All the generated tags and MWEs are based on the rules, ranker, and NeuralTagger given to this model.

NOTE this tagger has been designed to be flexible with the amount of resources available, if you do not have POS or lemma information assign them a List of empty strings.

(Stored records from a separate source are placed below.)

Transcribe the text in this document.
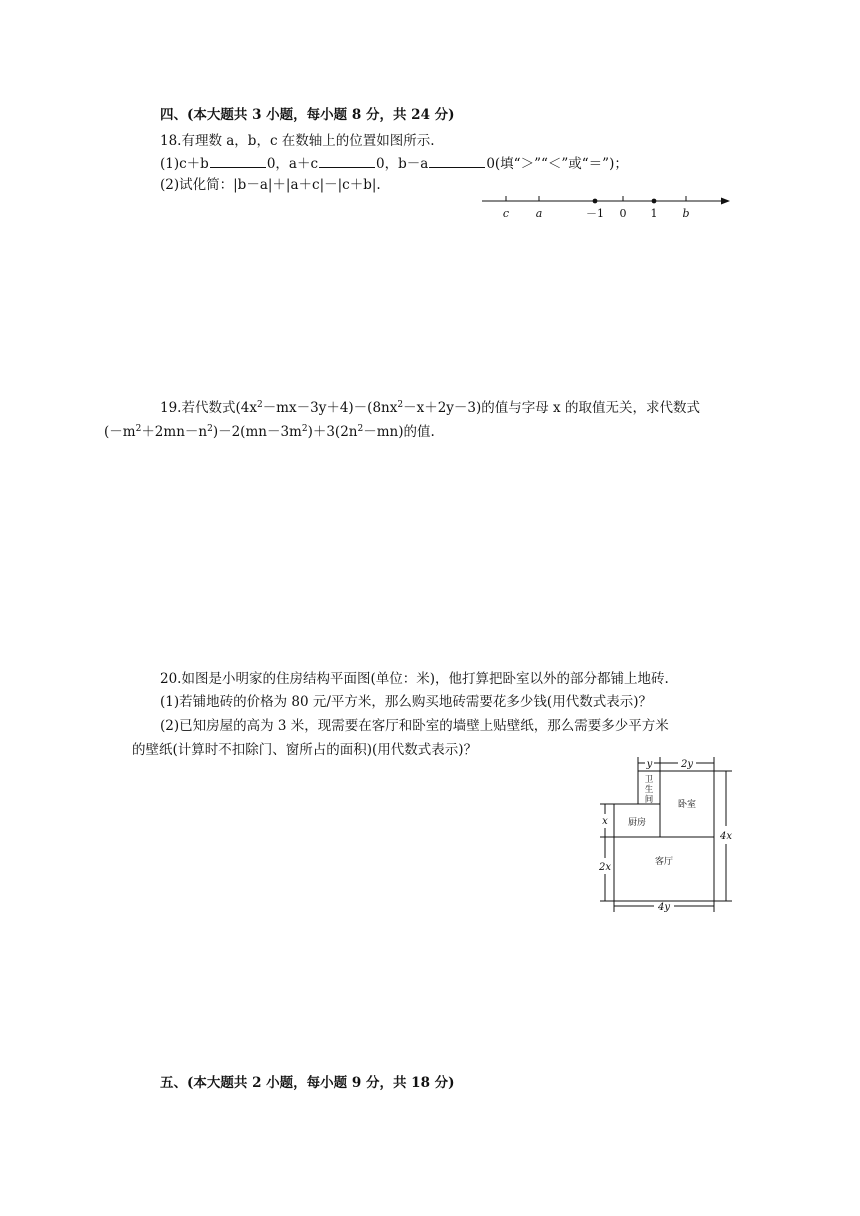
四、(本大题共 3 小题，每小题 8 分，共 24 分)
18.有理数 a，b，c 在数轴上的位置如图所示.
(1)c＋b	0，a＋c	0，b－a	0(填“＞”“＜”或“＝”)；
(2)试化简：|b－a|＋|a＋c|－|c＋b|.
c a	－1 0 1 b
19.若代数式$(4x^2-mx-3y+4)-(8nx^2-x+2y-3)$的值与字母 x 的取值无关，求代数式
$(-m^2+2mn-n^2)-2(mn-3m^2)+3(2n^2-mn)$的值.
20.如图是小明家的住房结构平面图(单位：米)，他打算把卧室以外的部分都铺上地砖.
(1)若铺地砖的价格为 80 元/平方米，那么购买地砖需要花多少钱(用代数式表示)？
(2)已知房屋的高为 3 米，现需要在客厅和卧室的墙壁上贴壁纸，那么需要多少平方米
的壁纸(计算时不扣除门、窗所占的面积)(用代数式表示)？
y	2y
x
2x
4x
4y
卫
生
间	卧室
厨房
客厅
五、(本大题共 2 小题，每小题 9 分，共 18 分)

NOTE we recommend for the NeuralTagger that the number of tokens in the list should represent a sentence, in addition the more tokens in the list the more memory the NeuralTagger model requires and on CPU at least the more time it will take to predict the tags.

Parameters

  • tokens : List[str]
    A List of full text form of the tokens to be tagged.
  • lemmas : List[str]
    The List of lemma/base form of the tokens to be tagged.
  • pos_tags : List[str]
    The List of POS tags of the tokens to be tagged.

Returns

  • List[Tuple[List[str], List[Tuple[int, int]]]]

Raises

  • ValueError
    If the length of the tokens, lemmas, and pos_tags are not of the same length.

  • ValueError
    If the number of tokens given is not the same as the number of tags predicted/returned.